Because talking about a real problem isn’t the same thing as stirring up negativity for the purpose of generating hate-clicks or dragging something down for the supposed “fun” of it (just for the record: Neither here nor on my Ko-fi do I receive any form of click or ad-based compensation – it’s literally Ko-fi donations or nothing for me). Because by taking something apart, by identifying what went wrong, we can gain a greater understanding of how it should work – how it usually works – and then use that newfound insight to make educated guesses as to who was going to fight by Ashley’s side, what we might have seen and done if everything had gone to plan, and what these places were originally intended for. If we can see what it took to make what’s here almost work then we can learn to appreciate the hard work it took just to reach this briefly semi-broken state and how much of a struggle it is to make anything at all.

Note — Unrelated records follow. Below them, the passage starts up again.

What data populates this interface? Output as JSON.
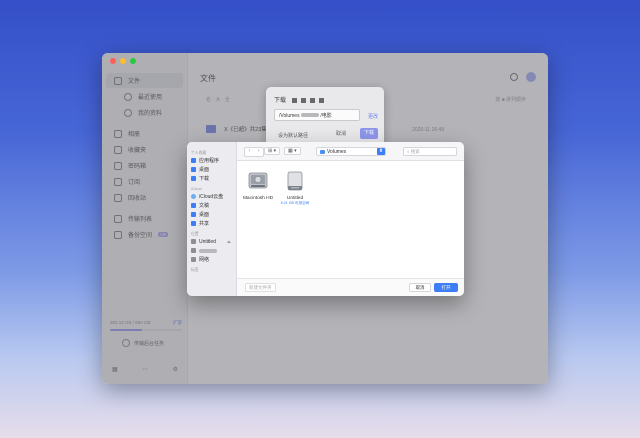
{
  "app": {
    "title": "文件",
    "sidebar": [
      {
        "label": "文件",
        "icon": "file-icon",
        "active": true,
        "sub": false
      },
      {
        "label": "最近使用",
        "icon": "clock-icon",
        "active": false,
        "sub": true
      },
      {
        "label": "我的资料",
        "icon": "profile-icon",
        "active": false,
        "sub": true
      },
      {
        "label": "相册",
        "icon": "album-icon",
        "active": false,
        "sub": false
      },
      {
        "label": "收藏夹",
        "icon": "heart-icon",
        "active": false,
        "sub": false
      },
      {
        "label": "密码箱",
        "icon": "lock-icon",
        "active": false,
        "sub": false
      },
      {
        "label": "订阅",
        "icon": "bookmark-icon",
        "active": false,
        "sub": false
      },
      {
        "label": "回收站",
        "icon": "trash-icon",
        "active": false,
        "sub": false
      },
      {
        "label": "传输列表",
        "icon": "transfer-icon",
        "active": false,
        "sub": false
      },
      {
        "label": "备份空间",
        "icon": "backup-icon",
        "active": false,
        "sub": false
      }
    ],
    "vip_badge": "VIP",
    "storage_text": "382.12 GB / 850 GB",
    "storage_fraction": 0.45,
    "expand_label": "扩容",
    "transfer_label": "传输后台任务",
    "column_name": "名 · 大 · 全",
    "column_sort": "按 ■ 排列顺序",
    "file_name": "X《已超》共23集",
    "file_time": "2020-11 16:48"
  },
  "download_dialog": {
    "title": "下载",
    "path": "/Volumes",
    "path_suffix": "/电影",
    "change_label": "更改",
    "default_label": "设为默认路径",
    "cancel_label": "取消",
    "confirm_label": "下载"
  },
  "file_picker": {
    "sections": {
      "personal": "个人收藏",
      "icloud": "iCloud",
      "locations": "位置",
      "tags": "标签"
    },
    "favorites": [
      {
        "label": "应用程序",
        "icon": "applications-icon"
      },
      {
        "label": "桌面",
        "icon": "desktop-icon"
      },
      {
        "label": "下载",
        "icon": "downloads-icon"
      }
    ],
    "icloud_items": [
      {
        "label": "iCloud云盘",
        "icon": "icloud-icon"
      },
      {
        "label": "文稿",
        "icon": "document-icon"
      },
      {
        "label": "桌面",
        "icon": "desktop-icon"
      },
      {
        "label": "共享",
        "icon": "shared-folder-icon"
      }
    ],
    "locations": [
      {
        "label": "Untitled",
        "icon": "external-drive-icon",
        "eject": "⏏"
      },
      {
        "label": "",
        "icon": "computer-icon"
      },
      {
        "label": "网络",
        "icon": "network-icon"
      }
    ],
    "toolbar": {
      "back": "‹",
      "forward": "›",
      "icon_view": "⊞ ▾",
      "group_view": "▦ ▾",
      "location": "Volumes",
      "location_chevron": "⬍",
      "search_placeholder": "搜索"
    },
    "volumes": [
      {
        "label": "Macintosh HD",
        "sub": ""
      },
      {
        "label": "Untitled",
        "sub": "6.21 GB 可用空间"
      }
    ],
    "footer": {
      "new_folder": "新建文件夹",
      "cancel": "取消",
      "open": "打开"
    }
  },
  "colors": {
    "accent": "#3d7df5",
    "app_accent": "#8d95ee"
  }
}
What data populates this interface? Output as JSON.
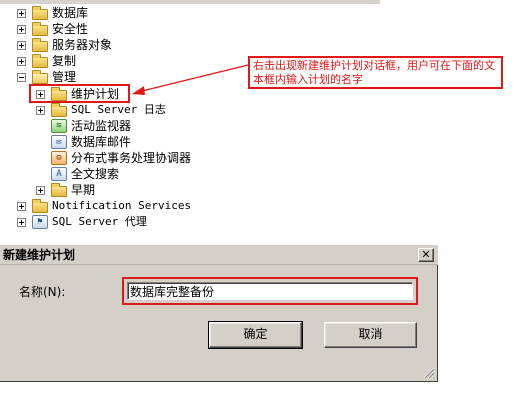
{
  "tree": {
    "items": [
      {
        "label": "数据库",
        "expander": "plus"
      },
      {
        "label": "安全性",
        "expander": "plus"
      },
      {
        "label": "服务器对象",
        "expander": "plus"
      },
      {
        "label": "复制",
        "expander": "plus"
      },
      {
        "label": "管理",
        "expander": "minus"
      },
      {
        "label": "维护计划",
        "expander": "plus"
      },
      {
        "label": "SQL Server 日志",
        "expander": "plus"
      },
      {
        "label": "活动监视器",
        "expander": "none"
      },
      {
        "label": "数据库邮件",
        "expander": "none"
      },
      {
        "label": "分布式事务处理协调器",
        "expander": "none"
      },
      {
        "label": "全文搜索",
        "expander": "none"
      },
      {
        "label": "早期",
        "expander": "plus"
      },
      {
        "label": "Notification Services",
        "expander": "plus"
      },
      {
        "label": "SQL Server 代理",
        "expander": "plus"
      }
    ]
  },
  "annotation": {
    "text": "右击出现新建维护计划对话框，用户可在下面的文本框内输入计划的名字",
    "color": "#e01818"
  },
  "dialog": {
    "title": "新建维护计划",
    "close_label": "✕",
    "name_label": "名称(N):",
    "name_value": "数据库完整备份",
    "ok_label": "确定",
    "cancel_label": "取消"
  },
  "icons": {
    "folder": "folder-icon",
    "activity_monitor": "activity-monitor-icon",
    "database_mail": "database-mail-icon",
    "dtc": "dtc-icon",
    "fulltext": "fulltext-search-icon",
    "agent": "sql-agent-icon"
  }
}
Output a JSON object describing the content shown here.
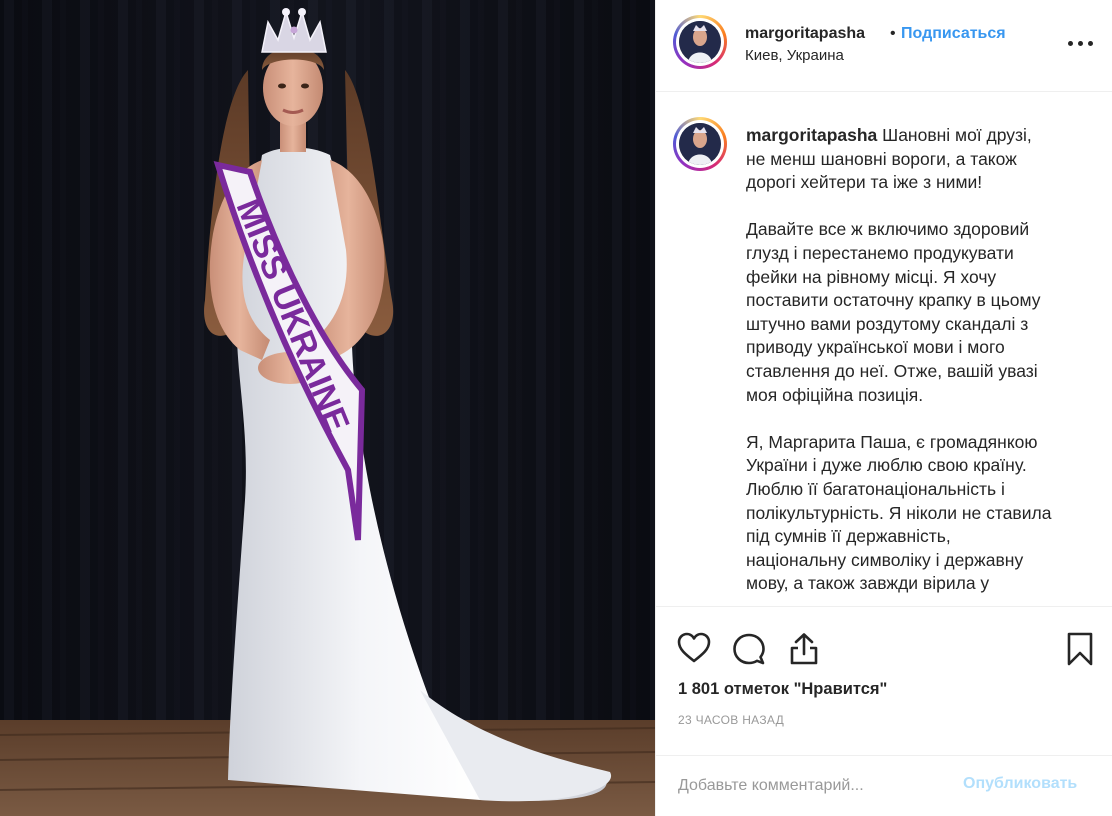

But mostly because if the games we love – and I do love Vagrant Story – are truly as good as we believe they are then they will not fall to pieces or lose their precious indefinable magic the instant we offer honest, well-intentioned, critique. If the emperor is underneath it all a good, kind, and just ruler then pointing out he is wearing no clothes is nothing more than a simple fact, not a grand unravelling of his position and personality. It is not a personal failing nor a reflection on us if the chosen focus of our adoration isn’t perfect, and our love is no less sincere for pointing out when and how things sometimes go wrong. Vagrant Story’s got an inarguable hole in it, a short but significant chunk of the game where for whatever the reason – and there are usually very good reasons why these things happen – players are left fumbling in the dark through a deeply tedious and woolly section. That’s not fine but it is true.
A truly flawless game is an artificial concept, an impossible and unworkable ideal that is forever unfinished. Vagrant Story, warts and all, is real – and the hobby’s better for having it exactly as it is.